Gather faculty assessments of student work, both quantitative (ratings) and qualitative (comments). For each outcome, prepare a table, graph, or narrative summarizing the findings.  Describe common strengths and areas for improvement. Discuss these findings as a department and decide what to do next (see below).

Click here for a sample of how to report assessment data (PDF).

Click here for a sample Studio Art Excel tool for computing results (XLS).


Tips:

  1. Compare findings from your direct measures (assessment of student work) with those from indirect measures (surveys, focus groups, or structured interviews) to try to identify causes for the results you found.
  2. Use a chart or table to present the full range of data (not just the average). This will give a better sense of the variability in student performance.
  3. Look for patterns and compare to previous years.
  4. Relate your findings to your curriculum map as you consider what adjustments might improve student learning.

 

+ How to Use Findings

Assessment should stimulate useful conversations among department faculty.  Most important is that you use assessment findings to make improvements, large or small; otherwise, effort will have been expended for little benefit.  Accreditors are mainly interested in how we "close the loop" by using assessment findings for program improvement.

Discuss findings

Gather your ratings and comments and discuss them as a department.  Make this part of an annual retreat.

  1. Look for evidence of strengths and weaknesses in the academic program.
  2. Examine sample work as a group and discuss.
  3. Update your curriculum map and check where knowledge and skills are developed.
  4. Compare findings to previous years to identify trends.
  5. Document this in meeting minutes for future reports and reviews.

Plan actions

  1. Consider possible changes to curriculum, instruction, or assessment.
  2. Plan follow-up surveys, focus groups, or student interviews to gather more information on areas of concern.
  3. Decide how you will evaluate the impact of any program changes.
  4. Document findings and planned actions for your annual assessment update and triennial program report.

Tips:

  • Tweak requirements, assignments, guides, etc., to close gaps in the academic program or strengthen areas of concern.
  • Refine your outcome statements, rubrics, and assessment methods to better align them or make them more useful and reliable (consistent across raters).
  • Identify other assessment points to gather developmental data or assess outcomes not addressed by the Senior Experience.
  • Shift focus as needed: identify particular areas of concern to probe or follow up in the next assessment cycle.

+ How to Report

Academic departments and programs are reviewed internally on a three-year cycle.  Departments or programs scheduled for review submit a triennial report using an online form, while others email an annual update to the Provost's Office.  These are due June 30 each year.  Both the triennial report and annual update include questions about assessment of student learning, findings, and resulting actions. 

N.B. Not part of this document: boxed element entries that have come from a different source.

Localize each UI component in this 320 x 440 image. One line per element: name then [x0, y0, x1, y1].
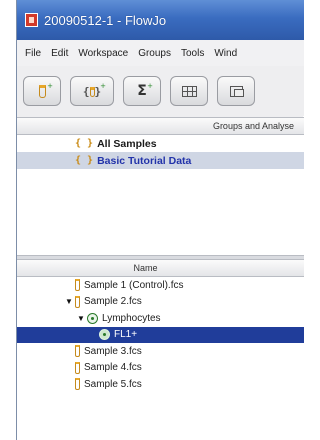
disclosure-triangle-icon[interactable]: ▼ — [63, 297, 75, 306]
menu-edit[interactable]: Edit — [51, 48, 68, 59]
name-column-header[interactable]: Name — [17, 260, 304, 277]
table-editor-button[interactable] — [170, 76, 208, 106]
toolbar: + {} + Σ + — [17, 66, 304, 116]
menu-tools[interactable]: Tools — [181, 48, 204, 59]
gate-row[interactable]: ▼ Lymphocytes — [17, 310, 304, 327]
title-bar[interactable]: 20090512-1 - FlowJo — [17, 0, 304, 40]
group-item-all-samples[interactable]: { } All Samples — [17, 135, 304, 152]
menu-bar: File Edit Workspace Groups Tools Wind — [17, 40, 304, 66]
sample-tube-icon — [75, 279, 80, 292]
window-title: 20090512-1 - FlowJo — [44, 12, 167, 28]
add-statistic-button[interactable]: Σ + — [123, 76, 161, 106]
group-icon: { } — [75, 155, 94, 166]
menu-window[interactable]: Wind — [214, 48, 237, 59]
table-editor-icon — [181, 85, 197, 97]
group-item-basic-tutorial-data[interactable]: { } Basic Tutorial Data — [17, 152, 304, 169]
menu-file[interactable]: File — [25, 48, 41, 59]
sample-row[interactable]: Sample 4.fcs — [17, 360, 304, 377]
group-label: All Samples — [97, 137, 157, 150]
add-group-icon: {} — [82, 84, 102, 98]
sample-label: Sample 4.fcs — [84, 362, 142, 374]
gate-label: FL1+ — [114, 329, 138, 341]
gate-icon — [99, 329, 110, 341]
add-sample-icon — [38, 84, 46, 98]
add-group-button[interactable]: {} + — [70, 76, 114, 106]
sample-tube-icon — [75, 295, 80, 308]
sample-label: Sample 1 (Control).fcs — [84, 279, 184, 291]
gate-row-selected[interactable]: FL1+ — [17, 326, 304, 343]
sample-tube-icon — [75, 345, 80, 358]
group-icon: { } — [75, 138, 94, 149]
layout-editor-icon — [229, 85, 244, 97]
sample-label: Sample 3.fcs — [84, 345, 142, 357]
sample-label: Sample 5.fcs — [84, 378, 142, 390]
sample-label: Sample 2.fcs — [84, 296, 142, 308]
sample-row[interactable]: Sample 5.fcs — [17, 376, 304, 393]
layout-editor-button[interactable] — [217, 76, 255, 106]
flowjo-window: 20090512-1 - FlowJo File Edit Workspace … — [16, 0, 304, 440]
flowjo-app-icon — [25, 13, 38, 27]
disclosure-triangle-icon[interactable]: ▼ — [75, 314, 87, 323]
sample-row[interactable]: Sample 1 (Control).fcs — [17, 277, 304, 294]
menu-groups[interactable]: Groups — [138, 48, 171, 59]
groups-panel: Groups and Analyse { } All Samples { } B… — [17, 117, 304, 255]
samples-panel: Name Sample 1 (Control).fcs ▼ Sample 2.f… — [17, 260, 304, 440]
gate-label: Lymphocytes — [102, 312, 161, 324]
menu-workspace[interactable]: Workspace — [78, 48, 128, 59]
gate-icon — [87, 312, 98, 324]
sample-tube-icon — [75, 361, 80, 374]
groups-column-header[interactable]: Groups and Analyse — [17, 118, 304, 135]
add-statistic-icon: Σ — [137, 83, 147, 99]
group-label: Basic Tutorial Data — [97, 154, 192, 167]
add-sample-button[interactable]: + — [23, 76, 61, 106]
sample-tube-icon — [75, 378, 80, 391]
sample-row[interactable]: Sample 3.fcs — [17, 343, 304, 360]
sample-row[interactable]: ▼ Sample 2.fcs — [17, 294, 304, 311]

More information can be found on the Provost's website under Department Chairs & Program Directors > Program Reports & Updates.

+ What to Do After Reporting

Consult with the Accreditation & Assessment Committee

If you are planning to probe an area of concern or are considering changes to your learning outcomes, curriculum map, or assessment methods, feel free to consult with the Associate Dean of the Faculty for help from the Accreditation & Assessment Committee.

Archive

Be sure to save your assessment materials (learning outcomes, curriculum map, and rubrics), updates and reports, and committee feedback in your department share space so they are available for follow-up studies and future reporting.